Mercer Wealth, which globally has $160 billion in AUM, plans to boost its AUM in the region to $2-$3bn in the next 2-3 years from the present $1bn, said Yasir AbuShaban, a Dubai-based principal with Mercer Wealth.

Within the next two to three years, we are looking at reaching $2 to $3 billion as a conservative estimate and we do see an opportunity to do so,” said Mr AbuShaban.

Mercer does not directly make investments, but allocates clients’ money they have discretion to, to professional asset managers. They also provide advice to clients.
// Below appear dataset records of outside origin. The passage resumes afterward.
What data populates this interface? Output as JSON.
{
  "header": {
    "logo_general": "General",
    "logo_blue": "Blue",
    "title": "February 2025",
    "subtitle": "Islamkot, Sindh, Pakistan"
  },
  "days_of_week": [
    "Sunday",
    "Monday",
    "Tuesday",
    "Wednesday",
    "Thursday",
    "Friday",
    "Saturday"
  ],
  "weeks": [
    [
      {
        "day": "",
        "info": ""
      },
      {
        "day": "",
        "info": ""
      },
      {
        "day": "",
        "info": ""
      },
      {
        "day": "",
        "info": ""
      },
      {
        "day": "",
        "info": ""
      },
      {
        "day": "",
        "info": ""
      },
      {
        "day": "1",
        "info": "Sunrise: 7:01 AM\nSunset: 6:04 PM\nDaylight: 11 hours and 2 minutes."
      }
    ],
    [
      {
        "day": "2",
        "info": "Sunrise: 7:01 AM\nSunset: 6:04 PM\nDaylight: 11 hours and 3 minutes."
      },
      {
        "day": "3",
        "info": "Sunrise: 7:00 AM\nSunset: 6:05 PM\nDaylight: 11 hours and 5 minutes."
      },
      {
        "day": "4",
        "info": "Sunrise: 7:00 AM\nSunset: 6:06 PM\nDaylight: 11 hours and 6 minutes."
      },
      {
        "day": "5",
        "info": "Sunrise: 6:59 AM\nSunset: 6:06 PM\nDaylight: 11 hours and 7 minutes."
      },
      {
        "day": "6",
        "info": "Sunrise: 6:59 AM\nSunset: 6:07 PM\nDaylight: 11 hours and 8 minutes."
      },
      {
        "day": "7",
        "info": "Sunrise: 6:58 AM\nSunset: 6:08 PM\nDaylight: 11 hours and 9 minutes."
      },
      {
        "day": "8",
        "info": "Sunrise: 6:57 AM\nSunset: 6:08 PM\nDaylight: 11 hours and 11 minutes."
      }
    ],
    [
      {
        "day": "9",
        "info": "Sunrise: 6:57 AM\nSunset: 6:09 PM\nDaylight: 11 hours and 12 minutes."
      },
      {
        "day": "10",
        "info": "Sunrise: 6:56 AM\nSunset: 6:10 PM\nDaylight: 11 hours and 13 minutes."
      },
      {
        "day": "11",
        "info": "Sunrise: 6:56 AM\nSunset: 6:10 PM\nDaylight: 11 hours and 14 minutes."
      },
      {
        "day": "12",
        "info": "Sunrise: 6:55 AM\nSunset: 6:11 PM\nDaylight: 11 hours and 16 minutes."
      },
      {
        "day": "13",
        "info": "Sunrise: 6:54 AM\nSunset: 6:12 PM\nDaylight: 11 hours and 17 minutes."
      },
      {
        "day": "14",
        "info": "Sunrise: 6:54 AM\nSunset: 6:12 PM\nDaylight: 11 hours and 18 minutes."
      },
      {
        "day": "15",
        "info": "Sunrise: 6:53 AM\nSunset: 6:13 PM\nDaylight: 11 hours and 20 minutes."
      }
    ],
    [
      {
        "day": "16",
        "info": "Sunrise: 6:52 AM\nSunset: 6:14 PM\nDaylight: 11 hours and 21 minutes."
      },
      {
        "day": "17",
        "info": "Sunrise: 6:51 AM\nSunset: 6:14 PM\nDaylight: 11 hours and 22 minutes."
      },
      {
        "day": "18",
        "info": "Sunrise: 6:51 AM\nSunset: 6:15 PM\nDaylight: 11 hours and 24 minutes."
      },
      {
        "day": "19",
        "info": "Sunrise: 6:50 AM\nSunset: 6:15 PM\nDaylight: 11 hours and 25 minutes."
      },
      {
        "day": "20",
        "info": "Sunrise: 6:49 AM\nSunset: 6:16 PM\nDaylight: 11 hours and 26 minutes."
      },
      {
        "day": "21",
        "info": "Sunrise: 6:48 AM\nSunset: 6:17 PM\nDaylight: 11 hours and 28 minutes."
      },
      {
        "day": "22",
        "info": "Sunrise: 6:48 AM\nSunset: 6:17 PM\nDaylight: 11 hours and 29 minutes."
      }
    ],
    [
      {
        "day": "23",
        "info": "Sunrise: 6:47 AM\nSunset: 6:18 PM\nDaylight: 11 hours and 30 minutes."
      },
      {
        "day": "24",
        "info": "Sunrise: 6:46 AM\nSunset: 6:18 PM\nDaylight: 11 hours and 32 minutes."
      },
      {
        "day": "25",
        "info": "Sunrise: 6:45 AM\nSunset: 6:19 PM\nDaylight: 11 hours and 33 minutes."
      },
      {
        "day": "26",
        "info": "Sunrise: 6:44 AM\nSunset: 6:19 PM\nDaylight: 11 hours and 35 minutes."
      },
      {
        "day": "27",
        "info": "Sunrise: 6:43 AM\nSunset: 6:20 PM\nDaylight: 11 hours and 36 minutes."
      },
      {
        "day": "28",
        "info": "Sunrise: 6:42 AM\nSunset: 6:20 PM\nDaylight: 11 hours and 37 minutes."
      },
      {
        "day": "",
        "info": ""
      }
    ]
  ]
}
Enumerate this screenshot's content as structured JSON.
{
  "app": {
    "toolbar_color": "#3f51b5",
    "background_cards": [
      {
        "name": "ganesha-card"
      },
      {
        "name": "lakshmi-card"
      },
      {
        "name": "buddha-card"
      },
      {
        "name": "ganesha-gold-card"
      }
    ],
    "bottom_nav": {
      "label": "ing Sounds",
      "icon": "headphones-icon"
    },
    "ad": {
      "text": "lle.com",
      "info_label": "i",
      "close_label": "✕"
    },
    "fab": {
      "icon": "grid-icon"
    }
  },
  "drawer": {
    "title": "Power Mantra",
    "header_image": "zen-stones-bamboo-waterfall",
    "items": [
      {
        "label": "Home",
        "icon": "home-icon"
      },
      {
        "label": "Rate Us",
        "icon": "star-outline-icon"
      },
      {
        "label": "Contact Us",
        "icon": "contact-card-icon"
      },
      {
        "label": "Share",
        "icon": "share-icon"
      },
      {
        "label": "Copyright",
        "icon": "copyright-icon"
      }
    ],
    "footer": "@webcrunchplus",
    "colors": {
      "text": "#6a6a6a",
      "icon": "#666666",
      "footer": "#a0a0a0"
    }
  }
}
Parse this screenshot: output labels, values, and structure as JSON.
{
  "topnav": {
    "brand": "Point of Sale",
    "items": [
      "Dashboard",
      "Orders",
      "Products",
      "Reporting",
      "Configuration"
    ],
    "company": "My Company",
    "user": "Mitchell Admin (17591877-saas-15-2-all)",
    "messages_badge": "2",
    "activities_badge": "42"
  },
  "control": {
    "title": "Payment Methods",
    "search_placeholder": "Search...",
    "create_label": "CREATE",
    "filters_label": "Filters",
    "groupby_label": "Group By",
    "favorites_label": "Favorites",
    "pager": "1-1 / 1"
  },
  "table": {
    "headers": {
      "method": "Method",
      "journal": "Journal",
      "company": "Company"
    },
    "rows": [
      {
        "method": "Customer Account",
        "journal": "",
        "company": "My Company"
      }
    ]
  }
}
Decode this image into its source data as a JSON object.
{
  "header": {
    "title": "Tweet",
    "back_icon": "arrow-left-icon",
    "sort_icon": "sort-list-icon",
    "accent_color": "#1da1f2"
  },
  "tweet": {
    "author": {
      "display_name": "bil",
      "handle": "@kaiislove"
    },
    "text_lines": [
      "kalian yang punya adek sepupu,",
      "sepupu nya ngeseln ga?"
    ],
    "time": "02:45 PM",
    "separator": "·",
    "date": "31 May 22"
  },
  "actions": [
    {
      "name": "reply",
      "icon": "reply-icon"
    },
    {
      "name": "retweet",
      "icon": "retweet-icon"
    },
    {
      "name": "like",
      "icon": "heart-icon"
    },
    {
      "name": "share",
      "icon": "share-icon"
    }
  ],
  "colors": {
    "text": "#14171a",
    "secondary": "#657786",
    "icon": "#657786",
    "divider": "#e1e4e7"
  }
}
“We have buying power. We can negotiate on their (client’s) behalf with asset managers to provide them lower fees than they otherwise would have to get on their own,” he added.

Mercer Wealth’s clients include sovereign wealth funds, family offices, and insurance companies among others.

From its office in Dubai, Mercer also looks after Africa, India and Turkey, where they also see opportunity for growth.

Wealth creation in Middle East and Africa (MEA) grew 8.5 per cent to $8.1 trillion last year from $7.5tn in 2015, higher than last year’s global average of 6 per cent and the second-highest growth in a region after Asia-Pacific which grew 9.9 per cent, according to consultancy Boston Consulting Group (BCG). In the region, where wealth grew just 1.9 per cent in 2015 compared with 2014, a pickup in oil prices has helped in wealth generation.

BCG is forecasting MEA wealth will rise to $12tn by 2021, growing at an annual average of 8 per cent.

Drivers of wealth generation in the region will be split evenly between new wealth creation and growth of performance of existing assets, according to BCG.

Another general trend in the region is clients’ looking for a comprehensive approach to investing, according to Mr AbuShaban.

“Institutional investors or some of the families are seeing a slowdown in the available capital they have to invest and in that sense they are looking at optimizing the way they manage their portfolios and making sure they are not investing haphazardly and different parts of their investment are working together,” said Mr AbuShaban.

Some clients also have a higher appetite for risk, given the low interest-rate environment that does not provide enough yield for some institutional investors. These clients are keen to invest in illiquid assets, such as private equity and infrastructure.

“What we have seen is a desire for higher returns in what has been a low-return environment specifically in various fixed income or bonds,” he said.

“In this environment, we have seen a de facto increase in the risk that clients are taking in things like illiquid investments, private equity investments, infrastructure and private debt, those kind of investments were higher illiquidity results in incrementally higher returns.”

The Abu Dhabi Investment Authority, one of the largest sovereign wealth funds, said in its 2016 report that has gradually increased its exposure in direct private equity and private credit transactions, mainly in Asian markets and especially in China and India. The authority’s private equity department focused on structured equities owing to “their defensive characteristics.”